I’ve never been to an abandoned sanatorium on a remote island known to be haunted by the remnants of a sacrificial cult before, but if I had, chances are I’d wear more than a skimpy dress and learn to open doors faster than a turtle who took too many sleeping pills. The heroines in Fatal Frame: Mask of the Lunar Eclipse are complete idiots, lacking in a common sense that only the most clichéd horror films are known to possess. But given this is a remake of a Wii exclusive that only ever came out in Japan as the country was experiencing a resurgence in classic horror, I can easily forgive its laughable decisions and lean into the schlock.
I’ve played a preview of the game that spanned its first three chapters, providing a hauntingly comprehensive look at what’s changed, what’s stayed the same, and whether this series has a place in the horror landscape of 2023. From the opening moments it’s deceptively old school, with tank-style movement and hangovers from motion controls that were once novel in their execution, but today come across as archaic. Your flashlight can be used to highlight items in the environment like random notes and puzzle objects, and what was once an anxious scour of each new room is now simply a matter of flinging the camera around until a thing sparkles.
There’s also the adorably spooky process of picking up important objects. Fatal Frame is all about goofy jump scares and pulling you into a false sense of security, so instead of popping key items into your inventory like a normal vulnerable Japanese teenage girl, you reach down and hold a button as your hand slowly reaches under a bed/wardrobe/dead body in the hopes that a ghost doesn’t appear out of nowhere to shit you up. It happens less often than you might think, but the mere possibility that a jump scare awaits was enough to make each new interaction a thrill. It grows old eventually though, and at times I wish there was a way to turn this off and soak in the atmosphere instead of fearing constant spiritual interruptions.
Back in 1970, five girls were kidnapped and held hostage in a cavern beneath the sanatorium, wiping their memories and stealing away their faces. Ten years later, two of the girls die under mysterious circumstances, leading two of the survivors – Misaki Asō and Madoka Tsukimori, who we play as – to confront their past and discover what really went down all those years ago. I bet the fifth girl is behind all of it. Calling it now.

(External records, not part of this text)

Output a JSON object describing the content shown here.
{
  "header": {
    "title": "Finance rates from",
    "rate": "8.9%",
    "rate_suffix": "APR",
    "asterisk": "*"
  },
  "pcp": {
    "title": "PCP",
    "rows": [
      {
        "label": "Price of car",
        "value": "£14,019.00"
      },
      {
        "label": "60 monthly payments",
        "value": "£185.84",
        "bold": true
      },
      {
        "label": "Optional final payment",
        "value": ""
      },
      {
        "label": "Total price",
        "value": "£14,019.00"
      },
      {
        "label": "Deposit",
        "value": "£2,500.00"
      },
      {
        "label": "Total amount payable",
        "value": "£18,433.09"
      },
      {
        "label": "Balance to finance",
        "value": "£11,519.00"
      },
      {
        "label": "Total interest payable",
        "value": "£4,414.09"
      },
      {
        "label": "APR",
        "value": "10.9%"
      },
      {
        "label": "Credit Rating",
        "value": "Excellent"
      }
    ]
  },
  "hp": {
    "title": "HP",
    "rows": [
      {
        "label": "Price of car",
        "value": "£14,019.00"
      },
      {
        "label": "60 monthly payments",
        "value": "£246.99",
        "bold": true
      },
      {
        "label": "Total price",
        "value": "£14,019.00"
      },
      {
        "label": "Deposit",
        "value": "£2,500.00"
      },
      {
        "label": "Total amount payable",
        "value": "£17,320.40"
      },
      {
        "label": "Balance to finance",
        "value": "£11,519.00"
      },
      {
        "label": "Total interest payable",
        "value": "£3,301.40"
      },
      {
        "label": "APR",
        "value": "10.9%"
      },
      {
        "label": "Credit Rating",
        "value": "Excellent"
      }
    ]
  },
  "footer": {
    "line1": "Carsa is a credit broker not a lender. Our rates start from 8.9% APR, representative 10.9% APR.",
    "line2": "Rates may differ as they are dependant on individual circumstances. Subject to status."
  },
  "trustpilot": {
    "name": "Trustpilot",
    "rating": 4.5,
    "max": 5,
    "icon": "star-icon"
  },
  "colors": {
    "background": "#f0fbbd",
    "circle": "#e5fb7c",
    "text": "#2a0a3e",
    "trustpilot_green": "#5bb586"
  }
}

The story is a classic horror setup, layered with just enough intrigue to keep me invested during the three chapters I played. If this were me though, I would have brought a few friends with me and perhaps worn a coat before venturing to a rain-drenched island in the middle of the night whose entire population were killed in an unknown incident eight years ago, but what do I know? Misaki is a grown woman with a wise head on her shoulders, even if she didn’t think to bring a torch. Fortunately, a strange object known as the ‘Camera Obscura’ is all she needs to defend herself and get to the bottom of everything.
Fatal Frame, as the name suggests, largely revolves around using this hulking gadget to take pictures of ghosts and banish them back to the afterlife. It’s basically a gun, albeit one that uses film for ammo and requires a keen artistic flair to operate instead of accuracy. You must switch to a first-person perspective, centre an enemy within the viewfinder, and snap away at just the right moment. Extra damage can be done by waiting for an on-screen metre to fill or taking pictures right as an enemy is about to lunge at you, offering a clear incentive to embrace fear and let ghosts get up close and personal.
Different types of film, perks, and attachments shake things up, suppressing the otherwise mundane process of snapping pics over and over again until a foe goes down. A number of early set pieces also take place in cramped environments, often forcing me to quickly drop the camera and awkwardly shift around tight spaces praying that a spectre didn’t materialise through a bookshelf to ensnare me. It was scary, but the jury is still out on whether this was due to clever writing and encounter design or outdated controls. I haven’t seen enough of the later chapters to tell, but I’m left with a keen feeling of inconsistency.
Exploring the sanatorium and its surrounding grounds is quietly terrifying, as you are only able to move at a snail’s pace while opening doors with minimal urgency. Fatal Frame has always capitalised on the charm of a cute girl trying to survive insurmountable odds, finding purpose in the sexualised femininity of women with no means of escape. You can even put them in cute outfits, removing any and all tension as I skipped about the place in Marie Rose cosplay. A few of the more explicit and outdated examples from previous games have been phased out at least, so no bunny outfits or bikinis in the pouring rain this time around.
Fatal Frame: Mask of the Lunar Eclipse isn’t likely to win over any new fans, opting to jazz up the visuals of a forgotten entry instead of reworking the fundamentals. It still centres on classic Japanese horror, attractive heroines, and a central mechanic that is both ridiculous and unsettling in how it’s presented. Yet from the few hours I’ve played, it works, and makes me wish survival horror had more games that balance intended tones so directly.